Allerdings hat das Vorgehen des Gesetzgebers für die Betroffenen u.U. auch einen Vorteil: Da sie in Nürnberg als Arbeitende gerechnet werden, können sie auch alle für Arbeitende geltenden Rechte in Anspruch nehmen. Hierzu zähle ich besonders das Koalitions-, Tarif- und Streikrecht. Nach Art. 9 Grundgesetz sind hier Eingriffe des Gesetzgebers nicht zulässig. Ein Berufen auf den durch SGB II § 16 festgelegten Sonderstatus von "Arbeitsgelegenheit" ist in sofern nutzlos, weil an dem grundlegenden Recht Arbeitskämpfe zu führen sich nichts ändert, wenn der Gesetzgeber selbst bestimmte Formen von " Arbeits- und Wirtschaftsbedingungen" schafft, die nur durch Streik zugunsten der Beschäftigten in "Arbeitsgelegenheiten" verbessert werden können. Auch dass hier eine Verletzung des vom Bundesverfassungsgericht ausgesprochenen Verbots von Streiks gegen den Gesetzgeber vermutet werden könnte, liegt ja nur daran, dass der Gesetzgeber mit seinen Arbeitsgelegenheiten sich handfest in das einmischt, was Tarifparteien entscheiden sollen. Es ist der Gesetzgeber, der hier mit seinen "Arbeitsgelegenheiten" Arbeits- und Wirtschaftsbedingungen schafft, die nach Art. 9 Grundgesetz gerade Gegenstand von Tarifauseinandersetzungen sind. Nach Aussagen des Bundesverfassungsrichters Hans-Jürgen Papier sind Eingriffe des Gesetzgebers in die Tarifautonomie übrigens nur zulässig zum " Schutz des Sozialstaates " ("Der Stern" 20/2005) und nicht zum Schutz sozialfeindlicher Wirtschaftskonzepte.

Allerdings mischt sich der Gesetzgeber mit seinen sog. "Sozialreformen" und Angriffen auf Kündigungsrechte permanent in Tarifauseinandersetzungen ein. Eine staatliche Neutralität in diesem Punkt ist aber Grundlage dafür gewesen, dass das Bundesverfassungsgericht politische Streiks als verfassungswidrig einstufte. Andernfalls sind politische Streiks verfassungsrechtlich zulässig, wenn existenziell geboten. Für die Zwangsarbeit nach SGB II §16 (3) trifft dies besonders zu.

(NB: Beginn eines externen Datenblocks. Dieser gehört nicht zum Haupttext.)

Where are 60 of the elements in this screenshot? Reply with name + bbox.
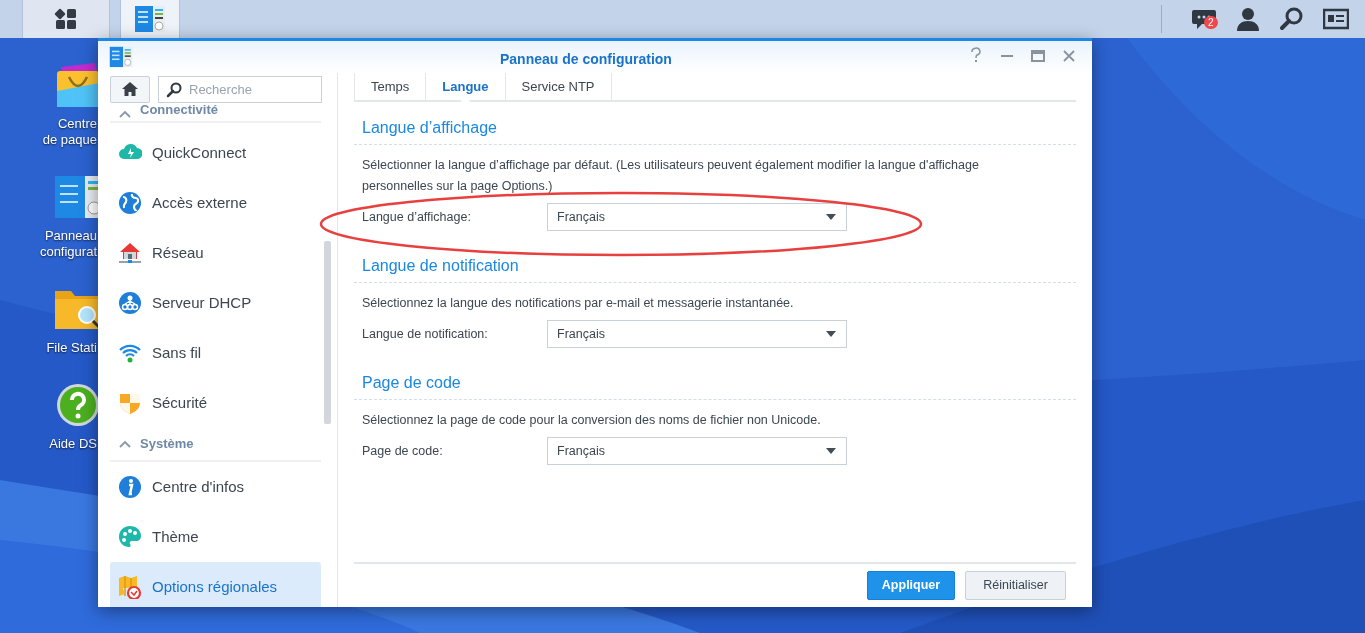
tab[interactable]: Service NTP (504, 73, 612, 100)
sidebar-item[interactable]: Réseau (110, 228, 321, 278)
search-icon (1279, 6, 1305, 32)
sidebar-item[interactable]: Sécurité (110, 378, 321, 428)
control-panel-icon (134, 5, 166, 33)
field-label: Langue d’affichage: (362, 208, 472, 226)
sidebar-item[interactable]: Accès externe (110, 178, 321, 228)
sidebar-item[interactable]: Serveur DHCP (110, 278, 321, 328)
taskbar-app-button[interactable] (120, 0, 180, 38)
sidebar-item[interactable]: Options régionales (110, 562, 321, 607)
language-dropdown[interactable]: Français (547, 203, 847, 231)
id-card-icon (1323, 6, 1349, 32)
field-label: Langue de notification: (362, 325, 489, 343)
section-description: Sélectionnez la page de code pour la conversion des noms de fichier non Unicode. (361, 412, 822, 429)
scrollbar-thumb[interactable] (324, 241, 331, 424)
caret-icon (825, 330, 837, 338)
sidebar-item[interactable]: Centre d'infos (110, 462, 321, 512)
sidebar-item[interactable]: Thème (110, 512, 321, 562)
home-icon (121, 81, 139, 97)
section-description: Sélectionner la langue d’affichage par défaut. (Les utilisateurs peuvent également modifier la langue d'affichage personnelles sur la page Options.) (361, 157, 980, 195)
desktop-icon-label[interactable]: configurat (39, 244, 97, 260)
map-clock-icon (118, 575, 142, 599)
desktop-icon-label[interactable]: Aide DS (49, 436, 97, 452)
desktop-icon-label[interactable]: Panneau (44, 228, 97, 244)
tab[interactable]: Temps (354, 73, 426, 100)
caret-icon (825, 213, 837, 221)
desktop-icon-label[interactable]: de paque (42, 132, 97, 148)
search-icon (166, 81, 182, 98)
control-panel-icon (109, 46, 133, 68)
search-field[interactable]: Recherche (158, 75, 322, 103)
chat-button[interactable]: 2 (1182, 0, 1226, 38)
caret-icon (825, 447, 837, 455)
notification-badge: 2 (1204, 16, 1218, 29)
section-title: Page de code (354, 371, 1076, 400)
desktop-icon-label[interactable]: Centre (57, 116, 97, 132)
section-title: Langue d’affichage (354, 116, 1076, 145)
shield-icon (118, 391, 142, 415)
sidebar-item[interactable]: Sans fil (110, 328, 321, 378)
section-description: Sélectionnez la langue des notifications par e-mail et messagerie instantanée. (361, 295, 795, 312)
shopping-bag-icon (54, 61, 98, 109)
desktop-icon-label[interactable]: File Stati (46, 340, 97, 356)
sidebar-item[interactable]: QuickConnect (110, 128, 321, 178)
apps-icon (54, 7, 78, 31)
window-title: Panneau de configuration (500, 50, 672, 69)
section-header[interactable]: Système (140, 434, 194, 454)
reset-button[interactable]: Réinitialiser (965, 571, 1066, 600)
maximize-icon[interactable] (1029, 47, 1047, 65)
info-icon (118, 475, 142, 499)
network-icon (118, 291, 142, 315)
user-icon (1235, 6, 1261, 32)
tab[interactable]: Langue (425, 73, 505, 100)
home-button[interactable] (110, 75, 150, 103)
palette-icon (118, 525, 142, 549)
language-dropdown[interactable]: Français (547, 320, 847, 348)
house-icon (118, 241, 142, 265)
section-title: Langue de notification (354, 254, 1076, 283)
main-menu-button[interactable] (22, 0, 110, 38)
field-label: Page de code: (362, 442, 444, 460)
globe-icon (118, 191, 142, 215)
language-dropdown[interactable]: Français (547, 437, 847, 465)
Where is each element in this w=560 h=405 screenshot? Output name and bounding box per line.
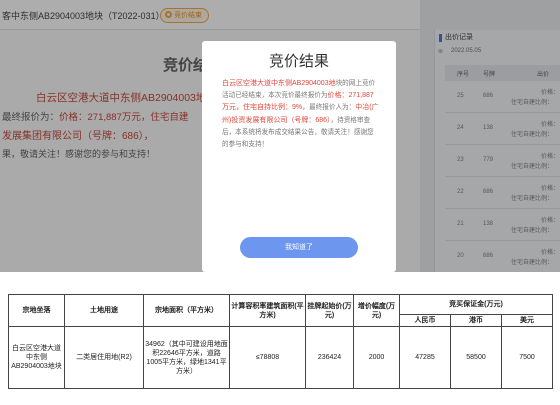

Ich hoffe, dass der verantwortlichen Politik doch noch die Verfassungswidrigkeit ihres Tuns bewusst wird und auch bei Langzeitarbeitslosen eine Förderung ihrer individuellen Bedürfnisse einsetzt, statt zu versuchen, eine feudale Zwangsordnung zu errichten. "Der Staat hat (...) auch eine Schutzpflicht, damit das Grundrecht der Berufsfreiheit für Arbeitnehmer nicht völlig funktionslos wird" (Hans-Jürgen Papier in "Der Stern" 20/2005). Die Frage ist nur, wer hier letztlich dieses Grundrecht durchsetzt - das Parlament oder außerparlamentarischer Widerstand?